Incidents en marge du congrès de l'AfD: 400 interpellations

Le congrès de l'AfD chahuté à son ouverture

Photo: Keystone

L'ouverture du congrès du parti populiste allemand AfD, qui s'apprête à adopter son premier programme, a été perturbée samedi à Stuttgart par des échauffourées avec des militants de gauche. Quatre cents d'entre eux ont été retenus quelques heures.

En début de matinée, plusieurs centaines de personnes ont tenté de bloquer l'accès au congrès de l'Alternative pour l'Allemagne (AfD) et à l'aéroport voisin, scandant 'Aucun droit pour la propagande nazie !' ou 'Gardons les réfugiés et virons les nazis !', avant de se heurter à un millier de policiers anti-émeutes.

Environ 400 manifestants ont été interpellés, 'pris en charge médicalement' et désaltérés, puis libérés dans l'après-midi 'par petits groupes', a précisé sur Twitter la police de Stuttgart.

Certains ont enflammé des pneus et lancé des pétards sur les journalistes et les policiers, les forces de l'ordre répliquant avec des sprays au poivre, selon la même source.

Discours de la chef de file

Des échauffourées entre manifestants et membres de l'AfD ont également éclaté, mais la majorité des 2400 adhérents du parti populiste ont rejoint le congrès sans encombre, protégés par plusieurs cordons de police appuyés par des canons à eau.

A la mi-journée, une autre manifestation a rassemblé dans le calme quelque 1800 personnes dans le centre de Stuttgart pour 'stopper ensemble la droitisation'.

Ces incidents ont retardé d'une heure l'ouverture du congrès et nourri le long discours de la chef de file du parti, Frauke Petry. Elle a qualifié les militants antifascistes de 'troupes des partis du consensus' et s'est posée en victime des médias et des partis traditionnels.

Programme complet

Fondé en 2013 sur une ligne anti-euro en pleine crise de la dette, avant d'évoluer vers un discours antiréfugiés puis islamophobe, l'AfD est représentée au Parlement européen et dans la moitié des parlements régionaux. Il vise désormais la chambre fédérale des députés.

Un an et demi avant les élections législatives de 2017, le parti oscille entre 12 et 14% d'intentions de vote, nettement au-dessus de la barre des 5% requise pour entrer au Bundestag. Une telle consécration serait, pour une formation aussi à droite, une première dans l'Allemagne d'après-guerre.

Soucieuse de capitaliser sur ses derniers succès électoraux, lors de scrutins régionaux mi-mars, l'AfD doit se doter dimanche d'un programme complet, pour la première fois en trois ans d'existence.

Parmi les motions soumises au vote figurent l'interdiction des minarets, 'symboles de la domination islamique', des appels du muezzin ainsi que du voile, 'signe politico-religieux de la soumission des femmes musulmanes aux hommes'.

Avec d'autres partis

Ces textes s'ajoutent à une récente salve de déclarations des leaders de l'AfD, jugeant l'islam 'incompatible avec la Constitution' ou qualifiant la religion musulmane 'd'idéologie politique' et de 'plus grande menace pour la démocratie et la liberté'.

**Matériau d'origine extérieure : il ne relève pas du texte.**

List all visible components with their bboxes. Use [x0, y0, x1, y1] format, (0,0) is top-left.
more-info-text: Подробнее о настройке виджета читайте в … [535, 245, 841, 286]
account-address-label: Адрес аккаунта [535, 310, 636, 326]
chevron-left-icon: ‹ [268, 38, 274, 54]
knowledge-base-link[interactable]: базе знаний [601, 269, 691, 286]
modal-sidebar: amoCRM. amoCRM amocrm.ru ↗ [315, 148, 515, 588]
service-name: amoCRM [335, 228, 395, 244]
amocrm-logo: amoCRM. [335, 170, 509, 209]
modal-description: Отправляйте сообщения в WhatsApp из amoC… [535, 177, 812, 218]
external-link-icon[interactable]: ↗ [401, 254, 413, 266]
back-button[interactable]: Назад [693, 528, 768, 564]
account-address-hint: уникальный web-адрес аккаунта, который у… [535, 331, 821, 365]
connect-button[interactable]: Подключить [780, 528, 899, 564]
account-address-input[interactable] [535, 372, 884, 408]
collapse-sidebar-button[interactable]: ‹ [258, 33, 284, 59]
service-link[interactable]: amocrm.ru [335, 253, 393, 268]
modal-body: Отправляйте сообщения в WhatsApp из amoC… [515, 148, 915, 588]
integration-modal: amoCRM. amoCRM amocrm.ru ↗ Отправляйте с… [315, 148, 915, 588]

Le parti a finalement renoncé à voter samedi sur un rapprochement avec le Front national français et le FPÖ autrichien au Parlement européen, question controversée au sein de l'AfD. Mais l'un de ses députés européens, Marcus Pretzell, a annoncé qu'il rejoindrait le groupe parlementaire mené par le FN.

L'autre élue européenne du parti, Beatrix von Storch, avait de son côté décidé d'intégrer le groupe 'Europe liberté démocratie directe' conduit par l'Ukip britannique, faute de se reconnaître dans un FN trop 'socialiste' à ses yeux.